The captain carried off his compliment with a breezy laugh, and went along to the bridge. The girl had heard him only in a momentary flash of consciousness, and she replied merely with a side glance and a smile. Both eyes and ears, and every sense and every faculty, seemed occupied with the scene before her.
It was a beautiful spring morning, not yet nine o'clock, but the sun stood high over Douglas Head, and the sunlight was glancing in the harbour from the little waves of the flowing tide. Oars were rattling up the pier, passengers were trooping down the gangways, and the decks fore and aft were becoming thronged.
“It's beautiful!” she was saying, not so much to her companions as to herself, and the old parson was laughing at her bursts of rapture over the commonplace scene, and dropping out in reply little driblets of simple talk—sweet, pure nothings—the innocent babble as of a mountain stream.

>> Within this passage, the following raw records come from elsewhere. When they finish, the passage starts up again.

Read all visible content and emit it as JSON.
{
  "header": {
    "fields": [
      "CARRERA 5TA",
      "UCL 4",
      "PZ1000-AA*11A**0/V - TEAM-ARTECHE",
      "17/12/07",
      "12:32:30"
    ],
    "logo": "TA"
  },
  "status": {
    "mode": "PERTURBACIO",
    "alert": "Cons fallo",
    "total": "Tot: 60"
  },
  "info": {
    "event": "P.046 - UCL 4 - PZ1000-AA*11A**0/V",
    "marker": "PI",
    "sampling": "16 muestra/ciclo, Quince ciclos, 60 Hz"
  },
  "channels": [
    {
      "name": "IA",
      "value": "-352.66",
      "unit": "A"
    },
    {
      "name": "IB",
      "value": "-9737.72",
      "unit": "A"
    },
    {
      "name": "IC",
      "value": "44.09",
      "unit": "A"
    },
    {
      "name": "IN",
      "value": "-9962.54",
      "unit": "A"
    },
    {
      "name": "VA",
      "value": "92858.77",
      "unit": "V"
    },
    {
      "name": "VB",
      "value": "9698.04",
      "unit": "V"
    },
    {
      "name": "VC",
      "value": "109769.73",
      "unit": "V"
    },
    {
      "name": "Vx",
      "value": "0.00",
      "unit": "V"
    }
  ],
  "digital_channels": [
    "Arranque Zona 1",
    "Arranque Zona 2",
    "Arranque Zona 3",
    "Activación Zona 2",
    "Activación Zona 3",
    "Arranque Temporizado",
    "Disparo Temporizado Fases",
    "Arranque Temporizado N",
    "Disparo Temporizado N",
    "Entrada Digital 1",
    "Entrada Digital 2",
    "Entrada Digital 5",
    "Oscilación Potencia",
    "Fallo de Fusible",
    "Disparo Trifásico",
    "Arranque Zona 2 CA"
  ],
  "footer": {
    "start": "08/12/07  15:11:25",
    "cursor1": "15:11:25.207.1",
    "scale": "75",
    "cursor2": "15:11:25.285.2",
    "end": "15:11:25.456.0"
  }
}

She was taller than the common, and had golden-red hair, and magnificent dark-gray eyes of great size. One of her eyes had a brown spot, which gave at the first glance the effect of a squint, at the next glance a coquettish expression, and ever after a sense of tremendous power and passion. But her most noticeable feature was her mouth, which was somewhat too large for beauty, and was always moving nervously. When she spoke, her voice startled you with its depth, which was a kind of soft hoarseness, but capable of every shade of colour. There was a playful and impetuous raillery in nearly all she said, and everything seemed to be expressed by mind and body at the same time. She moved her body restlessly, and while standing in the same place her feet were always shuffling. Her dress was homely—almost poor—and perhaps a little careless. She appeared to smile and laugh continually, and yet there were tears in her eyes sometimes.
The young clergyman was of a good average height, but he looked taller from a certain distinction of figure. When he raised his hat at the captain's greeting he showed a forehead like an arched wall, and a large, close-cropped head. He had a well-formed nose, a powerful chin, and full lips—all very strong and set for one so young. His complexion was dark—almost swarthy—and there was a certain look of the gipsy in his big golden-brown eyes with their long black lashes. He was clean shaven, and the lower part of his face seemed heavy under the splendid fire of the eyes above it. His manner had a sort of diffident restraint; he stood on the same spot without moving, and almost without raising his drooping head; his speech was grave and usually slow and laboured; his voice was bold and full.
The second bell had rung, and the old parson was making ready to go ashore.
“You'll take care of this runaway, Mr. Storm, and deliver her safely at the door of the hospital?”
“I will.”
“And you'll keep an eye on her in that big Babylon over there?”
“If she'll let me, sir.”
“Yes, indeed, yes; I know she's as unstable as water and as hard to hold as a puff of wind.”